3. The attempt at a solution

mwater = 300g = 0.3kg
cwater = 4180JKg-1°C-1
mglass = 100g = 0.1kg
cglass = 970Jkg-1°C-1
ΔT = -23°C
Q = ?

c = Q/mΔT => ΔT = Q/cm

...

I'm having a problem setting up the equation the right way since this isn't helping me solve my problem here. I believe I'm fundamentally thinking wrong about the problem and hence am setting it up this way. Any help would be appreciated on how to proceed with it and also, please, include the reasoning behind your decisions so I can learn to set up the problem correctly in my head. Thank you.

2. Feb 14, 2015

### Suraj M

split the question up, (treat the cup and the liquid independently), find the heat removed for the temperature change in each case and just add.
Try it out. Do the calculation and post it. You'll probably get it right!

3. Feb 14, 2015

### SteamKing

Staff Emeritus
It would be better to use Q = mcΔT in your calculations.

Qtotal = Qglass + Qwater

4. Feb 15, 2015

### Maxee

Thank you. I've done as I've been told and got both values for Q negative (since I included multiplication with -23 for ΔT in both equations). Now, when I turn Qwater to positive and than add Qglass to it [Q = Q + (-Q)] I get a good result.
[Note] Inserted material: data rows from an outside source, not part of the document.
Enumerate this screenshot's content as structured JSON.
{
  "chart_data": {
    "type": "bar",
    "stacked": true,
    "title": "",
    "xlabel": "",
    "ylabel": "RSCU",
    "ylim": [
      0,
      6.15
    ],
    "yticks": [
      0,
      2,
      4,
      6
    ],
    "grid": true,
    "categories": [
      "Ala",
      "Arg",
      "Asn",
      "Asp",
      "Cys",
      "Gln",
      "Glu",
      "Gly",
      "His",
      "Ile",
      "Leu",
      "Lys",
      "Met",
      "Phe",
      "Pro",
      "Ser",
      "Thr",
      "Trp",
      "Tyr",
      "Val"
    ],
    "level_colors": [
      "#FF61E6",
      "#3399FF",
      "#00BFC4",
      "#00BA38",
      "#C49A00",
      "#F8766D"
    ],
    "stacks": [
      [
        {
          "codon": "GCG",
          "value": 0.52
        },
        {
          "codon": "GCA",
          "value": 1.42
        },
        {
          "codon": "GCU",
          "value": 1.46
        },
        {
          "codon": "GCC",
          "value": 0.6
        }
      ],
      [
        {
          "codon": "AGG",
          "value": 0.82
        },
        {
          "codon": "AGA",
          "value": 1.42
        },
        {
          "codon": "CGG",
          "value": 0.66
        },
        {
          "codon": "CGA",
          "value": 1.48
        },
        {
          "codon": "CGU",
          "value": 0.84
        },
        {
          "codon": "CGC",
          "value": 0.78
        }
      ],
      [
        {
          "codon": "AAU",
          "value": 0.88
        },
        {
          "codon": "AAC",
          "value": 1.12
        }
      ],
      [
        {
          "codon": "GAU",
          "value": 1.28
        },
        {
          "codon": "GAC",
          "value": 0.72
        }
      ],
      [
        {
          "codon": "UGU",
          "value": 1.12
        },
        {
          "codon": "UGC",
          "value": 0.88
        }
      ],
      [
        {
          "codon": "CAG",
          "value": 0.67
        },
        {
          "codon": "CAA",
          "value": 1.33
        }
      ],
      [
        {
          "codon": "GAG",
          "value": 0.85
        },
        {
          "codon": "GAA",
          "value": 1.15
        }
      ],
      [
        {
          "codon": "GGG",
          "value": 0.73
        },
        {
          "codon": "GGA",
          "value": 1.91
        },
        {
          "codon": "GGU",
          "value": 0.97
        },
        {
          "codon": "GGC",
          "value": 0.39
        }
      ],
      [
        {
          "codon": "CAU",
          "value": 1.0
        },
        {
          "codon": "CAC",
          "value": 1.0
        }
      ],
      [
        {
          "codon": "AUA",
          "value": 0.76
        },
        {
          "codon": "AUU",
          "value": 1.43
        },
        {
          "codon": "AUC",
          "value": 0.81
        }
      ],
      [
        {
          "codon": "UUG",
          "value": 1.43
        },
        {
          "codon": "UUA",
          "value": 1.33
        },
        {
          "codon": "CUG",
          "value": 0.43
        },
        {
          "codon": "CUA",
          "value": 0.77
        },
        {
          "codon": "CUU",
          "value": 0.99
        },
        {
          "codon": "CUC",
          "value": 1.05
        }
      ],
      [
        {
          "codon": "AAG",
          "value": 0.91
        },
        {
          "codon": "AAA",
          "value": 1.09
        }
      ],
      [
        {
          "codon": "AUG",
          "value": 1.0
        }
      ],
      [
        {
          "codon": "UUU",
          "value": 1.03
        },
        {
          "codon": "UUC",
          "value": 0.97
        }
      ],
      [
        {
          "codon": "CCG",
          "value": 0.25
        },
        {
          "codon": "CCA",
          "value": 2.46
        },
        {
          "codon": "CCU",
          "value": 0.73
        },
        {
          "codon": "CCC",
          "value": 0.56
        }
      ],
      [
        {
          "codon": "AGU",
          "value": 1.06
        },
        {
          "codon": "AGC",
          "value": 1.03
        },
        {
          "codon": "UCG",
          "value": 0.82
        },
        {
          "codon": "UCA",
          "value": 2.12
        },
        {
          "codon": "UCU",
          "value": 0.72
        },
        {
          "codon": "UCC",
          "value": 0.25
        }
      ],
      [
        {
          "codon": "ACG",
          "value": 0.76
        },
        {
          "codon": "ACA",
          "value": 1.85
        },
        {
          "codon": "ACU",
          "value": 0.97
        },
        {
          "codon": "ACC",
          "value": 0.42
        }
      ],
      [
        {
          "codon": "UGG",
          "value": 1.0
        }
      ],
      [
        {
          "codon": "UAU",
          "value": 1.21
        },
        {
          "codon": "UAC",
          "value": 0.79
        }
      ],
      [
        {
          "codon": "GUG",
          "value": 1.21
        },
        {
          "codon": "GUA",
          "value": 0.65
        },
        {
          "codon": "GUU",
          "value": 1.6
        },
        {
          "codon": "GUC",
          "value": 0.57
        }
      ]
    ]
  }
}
Would you please explain me what am I doing wrong, because I can see myself on the exam not realizing when I have to switch signs since there is no solution provided to compare my results.

5. Feb 15, 2015

### Staff: Mentor

The water and its container are both cooled, so for them ΔT is negative, and the energy (heat) change for them is likewise negative, i.e., Q is negative because their energy content must be reduced.

6. Feb 16, 2015

### Suraj M

Actually maxee, i prefer not using the signs at all, i would take even ΔT as positive, it makes calculations easy and takes the pressure off you, to get the right signs.
So just calculate the Q (change in energy) in both the cases and add ( only in this case, don't generalize), later see if its decrease or increase in temperature, then decide the sign.
I don't understand why you turned Qwater positive?? Even if you did then even Qglass should be turned +ve.